Lara Roberts, PhD Candidate in English

Lara’s Day of Digital *Human*ities

0930-1100 I was part of a group that transformed the WWP corpus with XSLT and XQuery to use later with the word2vec R package.
1130-1300 I went to our weekly meeting for the Early Caribbean Digital Archive. We were so excited working on prepping the website for launch that I forgot to take a picture. Instead, here’s a slide with pictures of the team members (past and present)!
From 1300-1600, I joined my cohort in our teeny office to have weekly work time trying to understand data analysis through RStudio.
1600, Usually, at some point, we have to go get snacks to keep our brains fueled, before…
1630-1900 I ended the day in the always challenging and entertaining Humanities Data Analysis class.
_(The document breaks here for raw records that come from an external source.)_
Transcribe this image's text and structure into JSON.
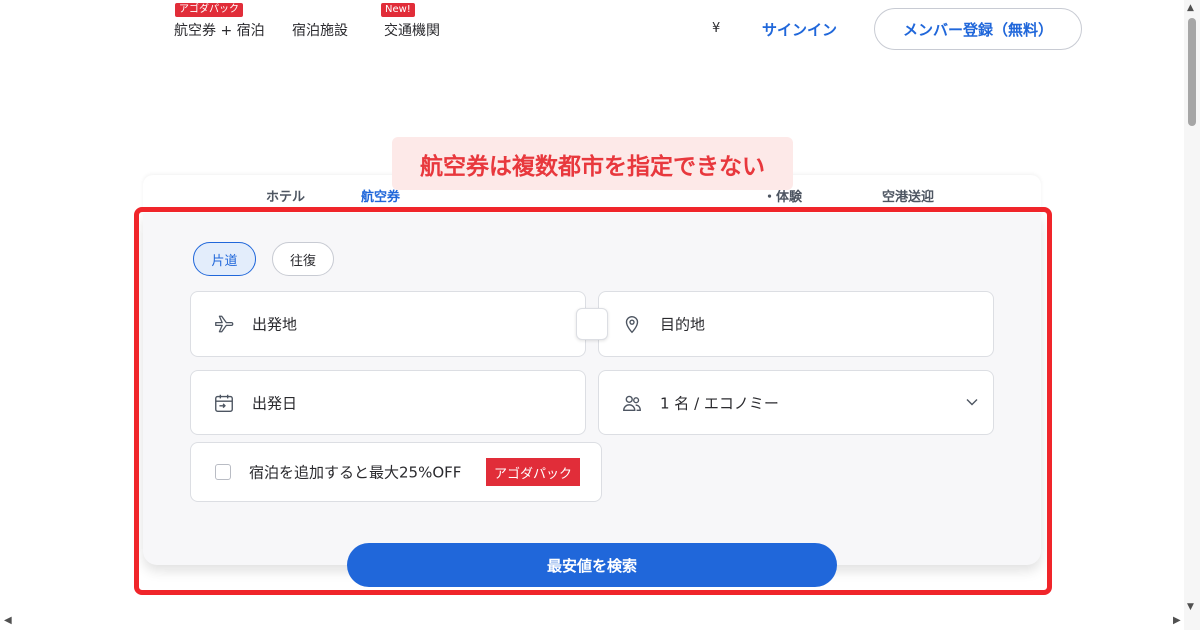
{
  "nav": {
    "items": [
      {
        "label": "航空券 + 宿泊",
        "badge": "アゴダパック"
      },
      {
        "label": "宿泊施設"
      },
      {
        "label": "交通機関",
        "badge": "New!"
      }
    ],
    "currency": "¥",
    "signin": "サインイン",
    "register": "メンバー登録（無料）"
  },
  "annotation": "航空券は複数都市を指定できない",
  "tabs": [
    {
      "label": "ホテル"
    },
    {
      "label": "航空券",
      "active": true
    },
    {
      "label": "・体験"
    },
    {
      "label": "空港送迎"
    }
  ],
  "trip_type": {
    "one_way": "片道",
    "round_trip": "往復",
    "selected": "片道"
  },
  "fields": {
    "origin": {
      "placeholder": "出発地",
      "icon": "airplane-icon"
    },
    "destination": {
      "placeholder": "目的地",
      "icon": "map-pin-icon"
    },
    "depart_date": {
      "placeholder": "出発日",
      "icon": "calendar-icon"
    },
    "travelers": {
      "value": "1 名 / エコノミー",
      "icon": "people-icon"
    }
  },
  "add_hotel": {
    "label": "宿泊を追加すると最大25%OFF",
    "badge": "アゴダパック",
    "checked": false
  },
  "search_button": "最安値を検索",
  "colors": {
    "accent": "#2067da",
    "badge_red": "#e12d39",
    "annotation_red": "#f0252a",
    "annotation_bg": "#fde9e8"
  }
}
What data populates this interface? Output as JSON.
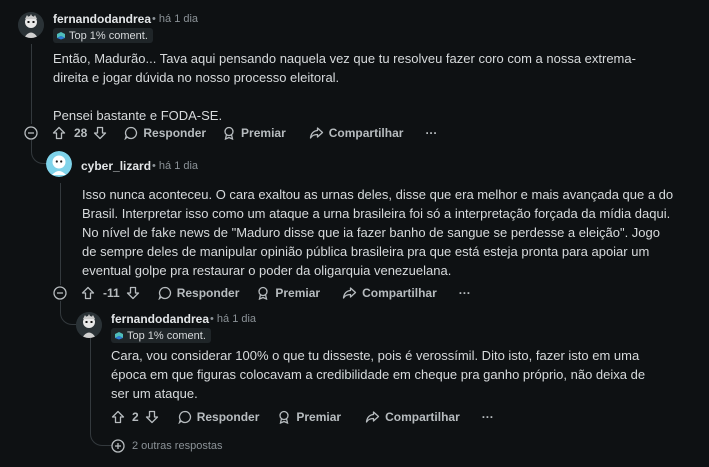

Joanne DeCaro Afornalli, Outreach Coordinator for the Women Writers Project

After a brisk morning walk with my exceedingly energetic little puppy Brooke, I settled in to some tea and emails. I was very excited to see a congratulatory email from David Lazer, Co-Director of NULab, on a recent presentation I gave for the NULab faculty on my Digital Humanities Certificate project. Afterwards, I spent some time looking over a new contribution for our Intertextual Networks series. I’m really looking forward to sharing Cassie Childs’ upcoming post on Delarivier Manley’s Letters Written by Mrs Manley and food history. It includes some fascistic analysis of archival images from eighteenth-century recipe books and botanical guides, and the post’s images immediately struck me with their beauty and nostalgia.

My big event of the day was attending Northeastern’s Academic Honors Convocation to receive the Outstanding Graduate Student Award for Experiential Learning. The award recognizes a graduate student who has “shown an extraordinary capacity to integrate academics and professional work, and establish themselves as an emerging leader in their field.” I was highly honored to received it, and very glad I could share the experience with my advisor Elizabeth Maddock Dillon, my Co-op coordinator Lisa Cantwell Doherty, and Marina Leslie (who so kindly nominated me for the award).

Now that I’m home for the night, I plan on making the final minor formatting touches on my master’s thesis, and then submitting it to ProQuest! My thesis, “Angelenos Incarcerated: The La County Jail Oral History Project” is a DH project that features the oral histories of ex-inmates told through videography, mapping, exhibits, and encoded texts (with a customized TEI schema). You can view the project’s website here.

Overall, it was a pretty big day. Not necessarily the heaviest DH day for me. But, I was so honored to have the multimedia and digital humanities work I do recognized in a big way today. And I was beyond grateful to have such an amazing group of women cheering me on.

Liz Polcha, PhD Candidate in English

Cara Messina, PhD Candidate in English

This morning I woke up feeling the familiar finals anxiety. Even so, I pushed myself to attend the RelaxNG workshop run by Julia Flanders. Thanks to learning the different approaches to schema building (and Julia’s excellent scaffolding and metaphors), I have begun creating a flexible XML schema that I plan to use as a pedagogical tool next semester. Learning new DH tools is the perfect form of productive procrastination!

After the workshop, I attended Ryan Cordell’s Humanities Data Analysis final class. Throughout the semester, we’ve used R to analyze our corpora; my corpus contains the metadata and actual texts of 3,000 Korra x Asami (Korrasami) fanfictions from Archive of Our Own.  We went over topic modeling and classification again; Ryan encouraged us to embrace topic modeling’s lack of stability. Although most of the class revolved around discussing challenges and asking/answering questions about our struggles with R, we had a few laughs reading Day of DH Tweets and reflecting on the semester.

Bill Quinn, PhD Candidate in English

Today for DH, I worked on writing my prospectus. I wrote about how computational text analysis will help me explore intertextuality in modernist magazines. It feels really weird writing about what computers do between inputting the data and rendering the visualizations, and I am trying to figure out how some people do it so well. Fortunately, Stanley the dog was there to help out.